Transcending: Self-Definition

I’m writing a blog series Transcending: They’ll Know Us By Our Love, about the church and LGBTQ people, beginning with transgender people.

The Situation told why this is personal for me.

Creation looked at what the Bible says about gender and how what transgender people say about themselves matches that.

The Science looked at the considerable scientific research that also matches both what the Bible says and what transgender people say about themselves.

Now I want to step back for a moment and think about the question: What is the decent human response to transgender people?

Today’s post applies to every human, and not merely to Christians who have a calling to love their neighbors as themselves.

The background I’m bringing to this is that for years I’ve been an avid reader of Patricia Evans’ books about verbal abuse, including Victory Over Verbal Abuse. These books helped me tremendously when I was going through my divorce.

Patricia Evans’ defines verbal abuse like this:

Any statement that tells you what, who, or how you are, or what you think, feel, or want, is defining you and is, therefore, abusive. Such statements suggest an invasion of your very being, as if to say, ‘I’ve looked within you and now I’ll tell you what you want, feel, etc.’ Similarly, threats are verbally abusive because, like torture, they attempt to limit your freedom to choose and thus to define yourself. Of course, if you have defined yourself to someone, ‘I’m Suzy’s Mom,’ and that person says, ‘That’s Suzy’s Mom,’ they are affirming or validating what you have said. On the other hand, verbal abuse is a lie told to you or told to others about you. If you believe the lie, it would lead you to think that you are not who you are or that you are less than you are.

Now, there are plenty of people who don’t agree with this definition of verbal abuse. But I’ve found it’s a practical definition – when I come away from a conversation feeling bad about what was said – very often I look more closely at what was said and discover something was said defining me. Maybe they said, You’re trying to start an argument…” (telling me my motives), or “You are assuming such and so…” (telling me what I’m thinking), or “You’re making too big a deal of this” (minimizing my experience), or “You’re too sensitive” (telling me what I’m feeling).

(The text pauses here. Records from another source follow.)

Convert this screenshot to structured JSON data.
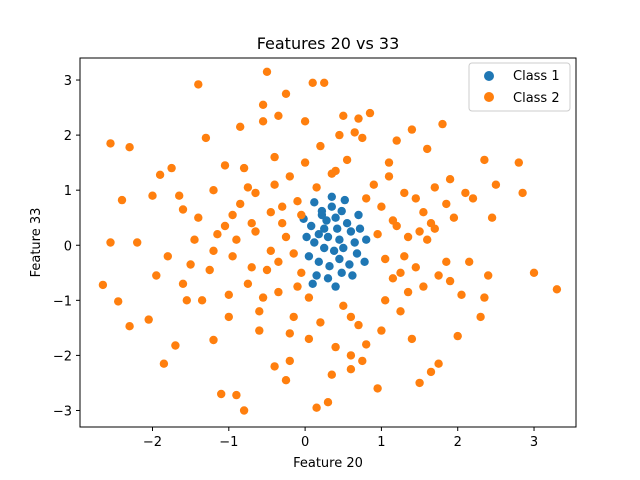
{
  "chart_data": {
    "type": "scatter",
    "title": "Features 20 vs 33",
    "xlabel": "Feature 20",
    "ylabel": "Feature 33",
    "xlim": [
      -2.95,
      3.55
    ],
    "ylim": [
      -3.3,
      3.4
    ],
    "xticks": [
      -2,
      -1,
      0,
      1,
      2,
      3
    ],
    "yticks": [
      -3,
      -2,
      -1,
      0,
      1,
      2,
      3
    ],
    "grid": false,
    "legend_position": "top-right",
    "series": [
      {
        "name": "Class 1",
        "color": "#1f77b4",
        "points": [
          [
            0.12,
            0.78
          ],
          [
            0.22,
            0.55
          ],
          [
            0.35,
            0.7
          ],
          [
            0.48,
            0.62
          ],
          [
            0.55,
            0.4
          ],
          [
            0.08,
            0.35
          ],
          [
            0.18,
            0.2
          ],
          [
            0.3,
            0.15
          ],
          [
            0.42,
            0.3
          ],
          [
            0.6,
            0.25
          ],
          [
            0.65,
            0.05
          ],
          [
            0.5,
            -0.05
          ],
          [
            0.38,
            -0.1
          ],
          [
            0.25,
            -0.05
          ],
          [
            0.12,
            0.05
          ],
          [
            0.05,
            -0.2
          ],
          [
            0.18,
            -0.3
          ],
          [
            0.32,
            -0.38
          ],
          [
            0.45,
            -0.25
          ],
          [
            0.58,
            -0.35
          ],
          [
            0.68,
            -0.15
          ],
          [
            0.72,
            0.3
          ],
          [
            0.28,
            0.45
          ],
          [
            0.4,
            0.5
          ],
          [
            0.15,
            -0.55
          ],
          [
            0.3,
            -0.6
          ],
          [
            0.48,
            -0.5
          ],
          [
            0.62,
            -0.55
          ],
          [
            0.22,
            0.62
          ],
          [
            0.02,
            0.15
          ],
          [
            0.52,
            0.82
          ],
          [
            0.35,
            0.88
          ],
          [
            0.1,
            -0.7
          ],
          [
            0.4,
            -0.75
          ],
          [
            0.7,
            0.55
          ],
          [
            0.8,
            0.1
          ],
          [
            0.78,
            -0.3
          ],
          [
            -0.02,
            0.48
          ],
          [
            0.25,
            0.3
          ],
          [
            0.45,
            0.1
          ]
        ]
      },
      {
        "name": "Class 2",
        "color": "#ff7f0e",
        "points": [
          [
            -2.65,
            -0.72
          ],
          [
            -2.55,
            1.85
          ],
          [
            -2.3,
            1.78
          ],
          [
            -2.45,
            -1.02
          ],
          [
            -2.4,
            0.82
          ],
          [
            -2.3,
            -1.47
          ],
          [
            -2.55,
            0.05
          ],
          [
            -2.2,
            0.05
          ],
          [
            -2.05,
            -1.35
          ],
          [
            -1.95,
            -0.55
          ],
          [
            -1.9,
            1.28
          ],
          [
            -1.85,
            -2.15
          ],
          [
            -1.7,
            -1.82
          ],
          [
            -1.6,
            0.65
          ],
          [
            -1.5,
            -0.35
          ],
          [
            -1.4,
            2.92
          ],
          [
            -1.35,
            -1.0
          ],
          [
            -1.3,
            1.95
          ],
          [
            -1.2,
            -1.72
          ],
          [
            -1.15,
            0.2
          ],
          [
            -1.1,
            -2.7
          ],
          [
            -1.05,
            1.45
          ],
          [
            -1.0,
            -0.9
          ],
          [
            -0.95,
            0.55
          ],
          [
            -0.9,
            -2.72
          ],
          [
            -0.85,
            2.15
          ],
          [
            -0.8,
            -3.0
          ],
          [
            -0.75,
            1.05
          ],
          [
            -0.7,
            -0.4
          ],
          [
            -0.65,
            0.95
          ],
          [
            -0.6,
            -1.55
          ],
          [
            -0.55,
            2.55
          ],
          [
            -0.5,
            3.15
          ],
          [
            -0.45,
            -0.1
          ],
          [
            -0.4,
            1.6
          ],
          [
            -0.35,
            -0.85
          ],
          [
            -0.3,
            0.4
          ],
          [
            -0.25,
            -2.45
          ],
          [
            -0.2,
            1.25
          ],
          [
            -0.15,
            -1.3
          ],
          [
            -0.1,
            0.8
          ],
          [
            -0.05,
            -0.5
          ],
          [
            0.0,
            2.25
          ],
          [
            0.05,
            -1.7
          ],
          [
            0.1,
            2.95
          ],
          [
            0.15,
            -2.95
          ],
          [
            0.2,
            1.8
          ],
          [
            0.25,
            2.95
          ],
          [
            0.3,
            -2.85
          ],
          [
            0.35,
            1.3
          ],
          [
            0.4,
            -1.85
          ],
          [
            0.45,
            2.0
          ],
          [
            0.5,
            -1.1
          ],
          [
            0.55,
            1.55
          ],
          [
            0.6,
            -2.0
          ],
          [
            0.65,
            2.05
          ],
          [
            0.7,
            -1.45
          ],
          [
            0.75,
            1.95
          ],
          [
            0.8,
            -1.8
          ],
          [
            0.85,
            2.4
          ],
          [
            0.9,
            1.1
          ],
          [
            0.95,
            -2.6
          ],
          [
            1.0,
            0.7
          ],
          [
            1.05,
            -1.0
          ],
          [
            1.1,
            1.5
          ],
          [
            1.15,
            -0.6
          ],
          [
            1.2,
            1.9
          ],
          [
            1.25,
            -1.2
          ],
          [
            1.3,
            0.95
          ],
          [
            1.35,
            -0.85
          ],
          [
            1.4,
            2.1
          ],
          [
            1.45,
            -0.4
          ],
          [
            1.5,
            -2.5
          ],
          [
            1.55,
            0.6
          ],
          [
            1.6,
            1.75
          ],
          [
            1.65,
            -2.3
          ],
          [
            1.7,
            0.3
          ],
          [
            1.75,
            -2.15
          ],
          [
            1.8,
            2.2
          ],
          [
            1.85,
            -0.3
          ],
          [
            1.9,
            1.2
          ],
          [
            1.95,
            0.5
          ],
          [
            2.0,
            -1.65
          ],
          [
            2.05,
            -0.9
          ],
          [
            2.1,
            0.95
          ],
          [
            2.15,
            -0.3
          ],
          [
            2.2,
            0.85
          ],
          [
            2.3,
            -1.3
          ],
          [
            2.35,
            -0.95
          ],
          [
            2.4,
            -0.55
          ],
          [
            2.35,
            1.55
          ],
          [
            2.45,
            0.5
          ],
          [
            2.5,
            1.1
          ],
          [
            2.8,
            1.5
          ],
          [
            2.85,
            0.95
          ],
          [
            3.0,
            -0.5
          ],
          [
            3.3,
            -0.8
          ],
          [
            -1.75,
            1.4
          ],
          [
            -1.65,
            0.9
          ],
          [
            -1.55,
            -1.0
          ],
          [
            -1.45,
            0.1
          ],
          [
            -1.25,
            -0.45
          ],
          [
            -1.05,
            0.35
          ],
          [
            -0.95,
            -0.2
          ],
          [
            -0.85,
            0.75
          ],
          [
            -0.75,
            -0.7
          ],
          [
            -0.65,
            0.25
          ],
          [
            -0.55,
            -0.95
          ],
          [
            -0.45,
            0.6
          ],
          [
            -0.35,
            -0.3
          ],
          [
            -0.25,
            0.15
          ],
          [
            -0.15,
            -0.15
          ],
          [
            -0.05,
            0.55
          ],
          [
            0.05,
            -0.95
          ],
          [
            0.15,
            1.05
          ],
          [
            0.95,
            0.2
          ],
          [
            1.05,
            -0.25
          ],
          [
            1.15,
            0.45
          ],
          [
            1.25,
            -0.5
          ],
          [
            1.35,
            0.15
          ],
          [
            1.45,
            0.85
          ],
          [
            1.55,
            -0.75
          ],
          [
            1.65,
            0.4
          ],
          [
            1.75,
            -0.55
          ],
          [
            1.85,
            0.75
          ],
          [
            -1.2,
            1.0
          ],
          [
            -1.0,
            -1.3
          ],
          [
            -0.8,
            1.4
          ],
          [
            -0.6,
            -1.2
          ],
          [
            -0.4,
            1.1
          ],
          [
            -0.2,
            -1.6
          ],
          [
            0.0,
            1.5
          ],
          [
            0.2,
            -1.4
          ],
          [
            0.4,
            1.35
          ],
          [
            0.6,
            -1.3
          ],
          [
            0.8,
            0.85
          ],
          [
            1.0,
            -1.55
          ],
          [
            1.2,
            0.35
          ],
          [
            1.4,
            -1.7
          ],
          [
            1.6,
            0.1
          ],
          [
            -2.0,
            0.9
          ],
          [
            -1.8,
            -0.2
          ],
          [
            -1.6,
            -0.7
          ],
          [
            -1.4,
            0.5
          ],
          [
            -1.2,
            -0.1
          ],
          [
            -0.9,
            0.1
          ],
          [
            -0.7,
            0.4
          ],
          [
            -0.5,
            -0.45
          ],
          [
            -0.3,
            0.7
          ],
          [
            -0.1,
            -0.75
          ],
          [
            1.1,
            1.25
          ],
          [
            1.3,
            -0.2
          ],
          [
            1.5,
            0.25
          ],
          [
            1.7,
            1.05
          ],
          [
            1.9,
            -0.65
          ],
          [
            -0.35,
            2.35
          ],
          [
            -0.25,
            2.75
          ],
          [
            -0.55,
            2.25
          ],
          [
            0.5,
            2.35
          ],
          [
            0.7,
            2.3
          ],
          [
            -0.4,
            -2.2
          ],
          [
            -0.2,
            -2.1
          ],
          [
            0.35,
            -2.35
          ],
          [
            0.6,
            -2.25
          ],
          [
            0.75,
            -2.1
          ]
        ]
      }
    ]
  }
}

The problem with defining someone else is that You do not know what’s going on in someone else’s head. This means that if someone tells you that you are wrong when you claim to know what they are thinking or feeling – they are automatically correct, and you are wrong. This is your opportunity to apologize and stand corrected.

And that’s what’s wrong with verbal abuse (by this definition). It’s nonsense. You do not know what another person is thinking or feeling. If someone says, “You’re just saying that to make me angry” – they don’t know your motives and they can’t see inside your head, and that statement is nonsense.

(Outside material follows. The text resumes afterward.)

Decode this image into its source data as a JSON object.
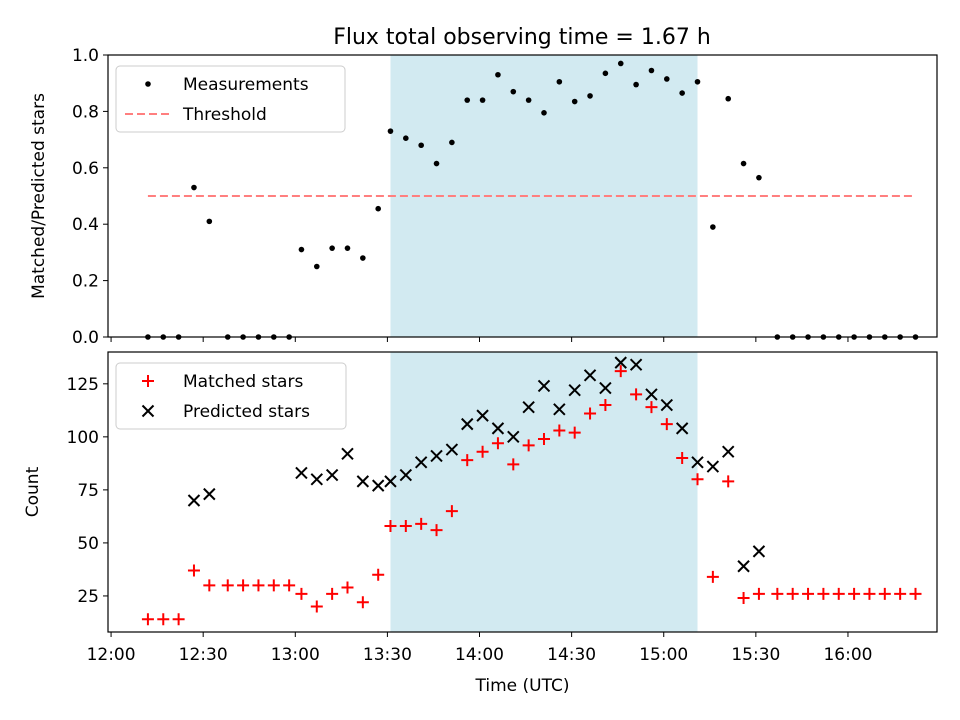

Now, with our friends, we do try to affirm them by telling them good qualities we’ve seen in them. Or maybe gently call them out on negative qualities. But if they respond by saying, “No, you’re wrong – that wasn’t why I was doing that at all.” Then it is time for us to stand down. Each person is the authority on their own thoughts and feelings.

Patricia Evans also explains why it hurts so much:

Clearly, when one person defines the other, the person doing the defining (abusing), has closed off from the real person. When a person is told what they are, think, feel, and so forth, it is not only a lie told to them about themselves, but also it means that the abuser is closed off from the real person. The abuser cannot really hear, see, and take in information from the real person. It is as if he sees someone else. For instance, if the abuser says, ‘You’re too sensitive’ or ‘You’re not listening,’ he is talking to someone whom he defines as ‘made wrong’ or as ‘not listening.’ So, the real person isn’t seen or heard. It is as if a wall has arisen between the verbally abusive man and his partner. This is why, when a man defines his partner, she feels pain. At some level, she experiences the end of the relationship.

The fact is, every human being has a right to self-definition.

When Caitlyn Jenner came out, before I had any idea how deeply this issue would affect me, I realized that there are few things more fundamental to your identity than your gender.

If there is any area where a person should be allowed to define themselves, it is their gender.

And if someone calls you by the wrong name or refers to you with the wrong pronouns, that’s going to hurt. They have closed themselves off from the person you know yourself to be. You certainly aren’t going to feel loved by them. How can they love you when they refuse to even see you for who you are? Refuse to acknowledge that you know what’s going on inside your own body better than they do?

When I attempt to explain this to others, this is the point where some people say, “If your son called himself a pigeon, would you go along with it?” Or “When someone’s deluded, is it loving to go along with the delusion?”

These people need to read my post about The Science — complete with the conclusion that being transgender is not a mental disorder and that we’re born with a gender based in our biology, and the biology that determines gender is between our ears, not between our legs.

There are approximately 1.4 million transgender people in the United States. Maybe some of those are deluded, but certainly not all of them are. Just because their experience doesn’t match your experience doesn’t mean you know better than they do who they truly are.

Based on this, the decent human thing to do is to believe someone when they tell you what gender they are. To refuse to do this is to say that you know who they are better than they do themselves. And besides being cruel, that’s nonsense.